Jacek Siewiera: Morze Bałtyckie to wrota do bezpieczeństwa
To jest wspaniała możliwość zacieśniania więzi z krajami, które mają podobną percepcję zagrożenia ze strony Rosji. Dobre zrozumienie z partnerami bałtyckimi i skandynawskimi daje nam silniejszy głos w UE czy NATO – powiedział w Radiu ZET Szef BBN Jacek Siewiera, komentując propozycję stworzenia wspólnej misji patrolowania wód Morza Bałtyckiego.
Na tym etapie wysłanie wojsk NATO na Ukrainę nie wchodzi w grę. Nie jest to właściwe rozwiązanie. Dziś Ukraina potrzebuje wsparcia zbrojeniowego, potrzebuje właściwej diagnozy gospodarczej warunków prowadzenia wojny po stronie Federacji Rosyjskiej – podkreślił minister w Radiu ZET. Jacek Siewiera zaznaczył, że NATO jest sojuszem obronnym. "Taka jest jego strategia, doktryna i gwarancja funkcjonowania. Musi funkcjonować w warunkach pokoju, którego musi bronić" – wskazał.

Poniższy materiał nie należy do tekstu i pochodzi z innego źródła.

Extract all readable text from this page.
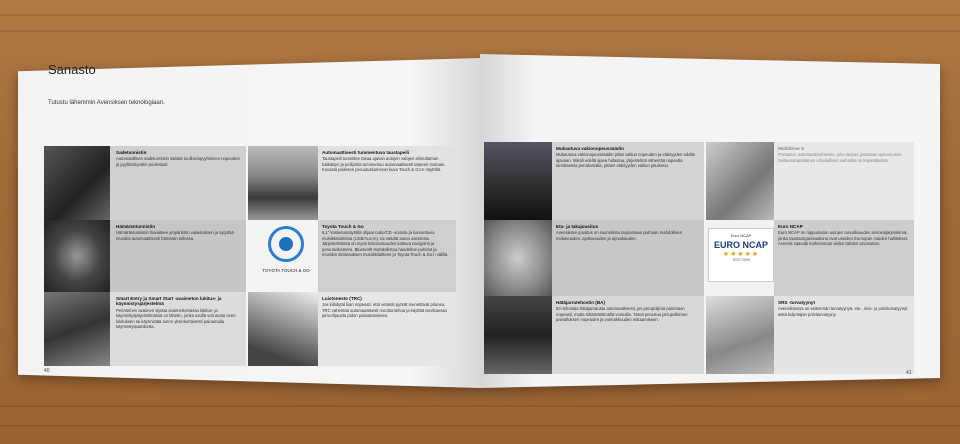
Sanasto
Tutustu lähemmin Avensiksen teknologiaan.
TOYOTA TOUCH & GO
Sadetunnistin
Automaattinen sadetunnistin säätää tuulilasinpyyhkimen nopeuden ja pyyhkäisyvälin puolestasi.
Automaattisesti tummentuva taustapeili
Taustapeili tunnistee takaa ajavan autojen valojen aiheuttaman häikäisyn ja peilipinta tummentuu automaattisesti tarpeen mukaan. Kuvasta poiketen peruutuskameran kuva Touch & Go:n näytöllä.
Hämäräntunnistin
Hämäräntunnistin havaitsee ympäristön valaistuksen ja sytyttää etuvalot automaattisesti hämärän tullessa.
Toyota Touch & Go
6,1" kosketusnäytöllä ohjaat radio/CD -soitinta ja kannettavia musiikkisoittimia (USB/Aux-in), tai säädät auton asetuksia. Järjestelmässä on myös kokonaisuuden kattava navigointi ja peruutuskamera. Bluetooth-mahdollistaa handsfree-puhelut ja musiikin striimauksen musiikkilaitteen ja Toyota Touch & Go:n välillä.
Smart Entry ja Smart Start -avaimeton lukitus- ja käynnistysjärjestelmä
Perinteinen avaimen sijasta avaimettomassa lukitus- ja käynnistysjärjestelmässä on lähetin, jonka avulla voit avata oven lukituksen tai käynnistää auton yksinkertaisesti painamalla käynnistyspainiketta.
Luistonesto (TRC)
Jos kiihdytät liian nopeasti, että vetävät pyörät menettävät pitonsa, TRC vähentää automaattisesti moottoritehoa ja käyttää tarvittaessa jarruohjausta pidon palauttamiseen.
40
Euro NCAP
EURO NCAP
★★★★★
TEST 2009
Mukautuva vakionopeussäädin
Mukautuva vakionopeussäädin pitää valitun nopeuden ja etäisyyden edellä ajavaan. Mikäli edellä ajava hidastaa, järjestelmä vähentää nopeutta tarvittaessa jarruttamalla, pitäen etäisyyden valitun pituisena.
Multidrive S
Portaaton automaattivaihteisto, joka tarjoaa joustavan ajotuntuman. Seitsemänportainen urheilullinen vaihtotila on käytettävissä.
Etu- ja takajousitus
Avensiksen jousitus on suunniteltu tarjoamaan parhaan mahdollisen mukavuuden, ajettavuuden ja ajovakauden.
Euro NCAP
Euro NCAP on riippumaton autojen turvallisuuden arviointijärjestelmä, jonka taustaorganisaationa ovat useiden Euroopan maiden hallitukset. Avensis saavutti korkeimman viiden tähden arvosanan.
Hätäjarrutehostin (BA)
BA tehostaa hätäjarrutusta automaattisesti, jos jarrupoljinta painetaan nopeasti, mutta riittämättömällä voimalla. Tämä perustuu jarrupolkimen painalluksen nopeuden ja voimakkuuden mittaamiseen.
SRS -turvatyynyt
Avensiksessa on seitsemän turvatyynyä, etu-, sivu- ja polviturvatyynyt sekä kuljettajan polviturvatyyny.
41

Pytany o plan pokojowy dla Ukrainy, Szef BBN wyraził przekonanie, że "na pewno w kręgach Prezydenta elekta Stanów Zjednoczonych jest silne przekonanie, że tego konfliktu nie można zakończyć przez porażkę świata Zachodu. Więc do stołu nie można siadać bez żądań respektowania prawa międzynarodowego". Jacek Siewiera zaznaczył, że dzisiaj inicjatywa na froncie jest po stronie rosyjskiej, dlatego "Putin ma niewiele argumentów, żeby usiąść do stołu rokowań".
Zwracaliśmy na to uwagę, że w najcięższym okresie zimy, ten okres przejściowy w USA nie może wyglądać tak, żeby Federacja Rosyjska miała przekonanie, że administracja amerykańska skupiła się tylko na sobie. Ale znów obserwujemy zintensyfikowanie pomocy dla Ukrainy.
W rozmowie z Bogdanem Rymanowskim Szef BBN został zapytany o małą ilość amunicji, jaką posiada Polska. Jak podkreślił, nie jest to wina MON, bo dziś przemysł zbrojeniowy jest w rękach Ministerstwa Aktywów Państwowych. "To jest powód, dla którego ja postuluję powstanie osobnego resortu zbrojeniowego, który odpowiadałby za zrozumienie potrzeb, rozwój technologii i finansowanie, bo jest to zasób krytyczny z punktu widzenia bezpieczeństwa państwa" – powiedział.
Jak zaznaczył, w Polsce mamy również duży obszar zapóźnień, jeśli chodzi o ochronę ludności, który teraz jest korygowany. "Ustawa o ochronie ludności, która jest na etapie prac w parlamencie, jest zapóźniona – i w poprzednim składzie parlamentu i teraz te prace trwają zbyt długo. Ale ona jest na finalnym etapie i da środki na odnowę schronów, na przygotowanie rezerw, na właściwe kampanie informacyjne" – dodał.
Jacek Siewiera odniósł się także do wczorajszego szczytu szefów rządów państw bałtyckich i nordyckich w Szwecji i propozycji Donalda Tuska stworzenia wspólnej misji na Morzu Bałtyckim. "Jest to bardzo istotny ruch na poziomie dyplomatycznym. Bałtyk od strony technicznej, od strony zasobów, jest wrotami do naszego bezpieczeństwa, więc zabezpieczenie infrastruktury i dróg dostępu jest konieczne" – powiedział.
To jest wspaniała możliwość zacieśniania więzi z krajami, które mają podobną percepcję zagrożenia ze strony Rosji. Dobre zrozumienie z partnerami bałtyckimi i skandynawskimi daje nam silniejszy głos w UE czy NATO. To jest dobry ruch.
Szef BBN przypomniał, że w zeszłym tygodniu na polecenie Prezydenta Andrzeja Dudy wykonywał rekonesans infrastruktury krytycznej przez całe wybrzeże w związku z incydentem, który miał miejsce na Bałtyku. 17 listopada doszło do uszkodzenia podmorskiego kabla telekomunikacyjnego, który biegnie na dnie Bałtyku między Litwą a Szwecją. Tego samego dnia fińska firma ogłosiła przerwanie podobnego kabla łączącego Helsinki z niemieckim Rostockiem.